Find the derivative of the function using the chain rule

[frosty8688]

1. Find the derivative of the function



2. \left(y= x sin\sqrt{x}\right)



3. I started using the product rule and then proceeded to use the chain rule, but I am wondering if I should have used the chain rule twice rather than starting with the product rule. Since I know that x is the outer function, sinx is the middle function, and \sqrt{x} is the inner function.

 

[eumyang]

1. Find the derivative of the function
2. \left(y= x sin\sqrt{x}\right)
3. I started using the product rule and then proceeded to use the chain rule, but I am wondering if I should have used the chain rule twice rather than starting with the product rule. Since I know that x is the outer function, sinx is the middle function, and \sqrt{x} is the inner function.

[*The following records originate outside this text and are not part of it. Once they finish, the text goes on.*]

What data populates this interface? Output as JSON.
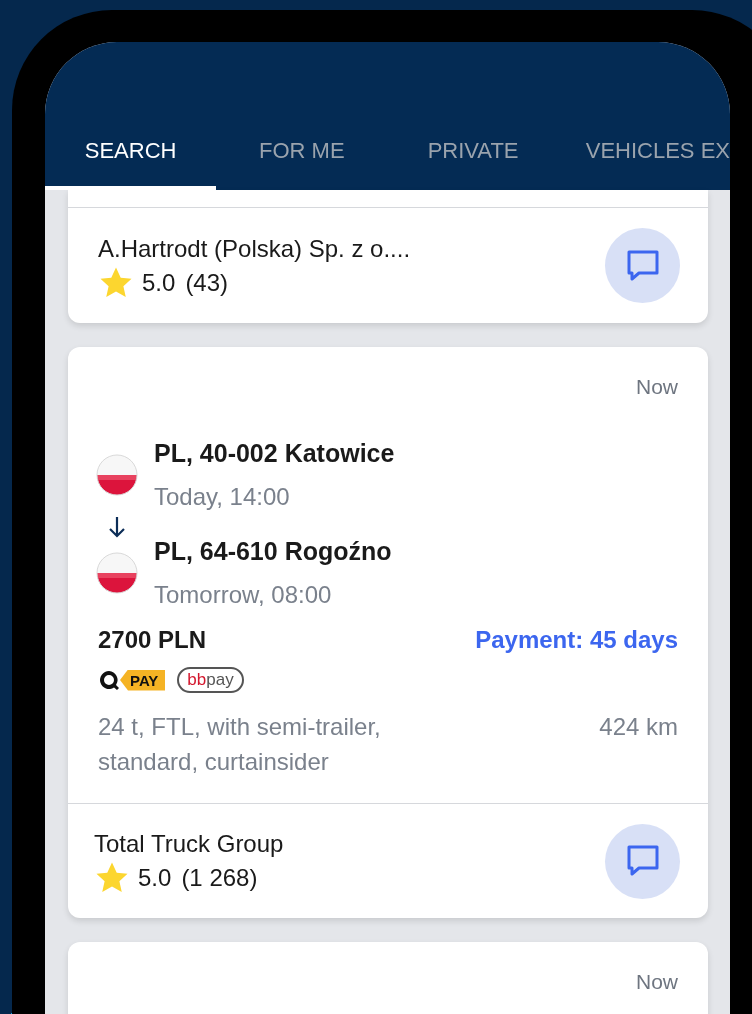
{
  "tabs": [
    {
      "label": "SEARCH",
      "selected": true
    },
    {
      "label": "FOR ME",
      "selected": false
    },
    {
      "label": "PRIVATE",
      "selected": false
    },
    {
      "label": "VEHICLES EX",
      "selected": false
    }
  ],
  "cards": [
    {
      "company": {
        "name": "A.Hartrodt (Polska) Sp. z o....",
        "rating": "5.0",
        "reviews": "(43)"
      }
    },
    {
      "time": "Now",
      "stops": [
        {
          "place": "PL, 40-002 Katowice",
          "when": "Today, 14:00"
        },
        {
          "place": "PL, 64-610 Rogoźno",
          "when": "Tomorrow, 08:00"
        }
      ],
      "price": "2700 PLN",
      "payment": "Payment: 45 days",
      "pay_methods": [
        {
          "kind": "qpay",
          "label": "PAY"
        },
        {
          "kind": "bbpay",
          "brand": "bb",
          "suffix": "pay"
        }
      ],
      "details": "24 t, FTL, with semi-trailer, standard, curtainsider",
      "distance": "424 km",
      "company": {
        "name": "Total Truck Group",
        "rating": "5.0",
        "reviews": "(1 268)"
      }
    },
    {
      "time": "Now"
    }
  ]
}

No, you had it right the first time! The function you wrote is a product of x and a function composition (sin √x). The latter function is not inside the function x! (An example of a function composition with an outer, middle, and inner function would be something like this: f(x) = \left( \sin \sqrt{x} \right)^2.)

So take the product rule, and then the chain rule, as you said you originally done.

 

[frosty8688]

Ok, thanks for the advice.

 

[frosty8688]

The answer would be \frac{x}{2sinx^{1/2}} * cosx + sinx^{1/2}

 

[skiller]

The answer would be \frac{x}{2sinx^{1/2}} * cosx + sinx^{1/2}

Try again!

It looks like you probably implemented the product rule correctly, but your chain rule took a wrong turn I think...

 

[frosty8688]

It would be \frac{x}{2cosx^{1/2}} * cosx + sinx^{1/2}

 

[skiller]

It would be \frac{x}{2cosx^{1/2}} * cosx + sinx^{1/2}

What is the definition of the chain rule?

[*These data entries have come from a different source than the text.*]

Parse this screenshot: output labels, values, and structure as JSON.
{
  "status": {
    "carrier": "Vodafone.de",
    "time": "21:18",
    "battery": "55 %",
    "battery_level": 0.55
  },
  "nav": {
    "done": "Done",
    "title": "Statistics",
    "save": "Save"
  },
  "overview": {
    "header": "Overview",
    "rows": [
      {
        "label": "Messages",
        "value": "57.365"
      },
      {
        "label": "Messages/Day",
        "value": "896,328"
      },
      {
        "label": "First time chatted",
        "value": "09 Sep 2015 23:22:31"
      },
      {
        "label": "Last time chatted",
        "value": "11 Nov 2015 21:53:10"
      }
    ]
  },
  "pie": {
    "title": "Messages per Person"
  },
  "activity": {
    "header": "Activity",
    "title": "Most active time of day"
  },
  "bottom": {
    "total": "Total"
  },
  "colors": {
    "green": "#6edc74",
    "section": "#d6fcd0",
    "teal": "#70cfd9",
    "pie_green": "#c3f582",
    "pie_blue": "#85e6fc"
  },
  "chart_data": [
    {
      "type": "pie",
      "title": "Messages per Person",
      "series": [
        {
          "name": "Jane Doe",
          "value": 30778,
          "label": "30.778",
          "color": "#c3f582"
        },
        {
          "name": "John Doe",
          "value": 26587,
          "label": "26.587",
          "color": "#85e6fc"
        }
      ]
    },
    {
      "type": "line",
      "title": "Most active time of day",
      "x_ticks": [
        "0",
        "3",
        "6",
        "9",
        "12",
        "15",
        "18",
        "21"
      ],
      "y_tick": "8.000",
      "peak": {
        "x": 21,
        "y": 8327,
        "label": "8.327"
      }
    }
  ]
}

Eg, if y=f(g(x)), then y'=? in terms of f, f', g, g' ?

 

[eumyang]

It would be \left.\frac{x}{2cosx^{1/2}} * cosx + sinx^{1/2}\right.

You're messing up the itex tags. Just use one pair, like this:
\frac{x}{2\cos x^{1/2}} \cdot \cos x + \sin x^{1/2}
Anyway, it's still wrong. You're not taking the derivative of \sin \sqrt{x} correctly.

 

[frosty8688]

It would be \frac{x*cosx^{1/2}}{2x^{1/2}} + sinx^{1/2}

 

[skiller]

It would be \frac{x*cosx^{1/2}}{2x^{1/2}} + sinx^{1/2}

That's the ticket!

But to simplify further, you could cancel a sqrt(x) top and bottom from the first term.

 

[eumyang]

It would be \frac{x*cosx^{1/2}}{2x^{1/2}} + sinx^{1/2}

Let's clean up the LaTeX a bit more. Use the \cdot tag instead of a "*" for multiplication. Also, when writing trig functions, put a "\" before them and a space before the variable, like \sin x.
\frac{x \cdot \cos \sqrt{x}}{2\sqrt{x}} + \sin \sqrt{x}
Anyway, you're almost done. You can simplify a little more. Notice the "x" in the numerator and the "√x" in the denomiator?EDIT: this was posted before oay's previous post was edited.

 

[skiller]

EDIT: this was posted before oay's previous post was edited.

Haha!

I honestly edited mine before I saw your post though... So it's a win-win!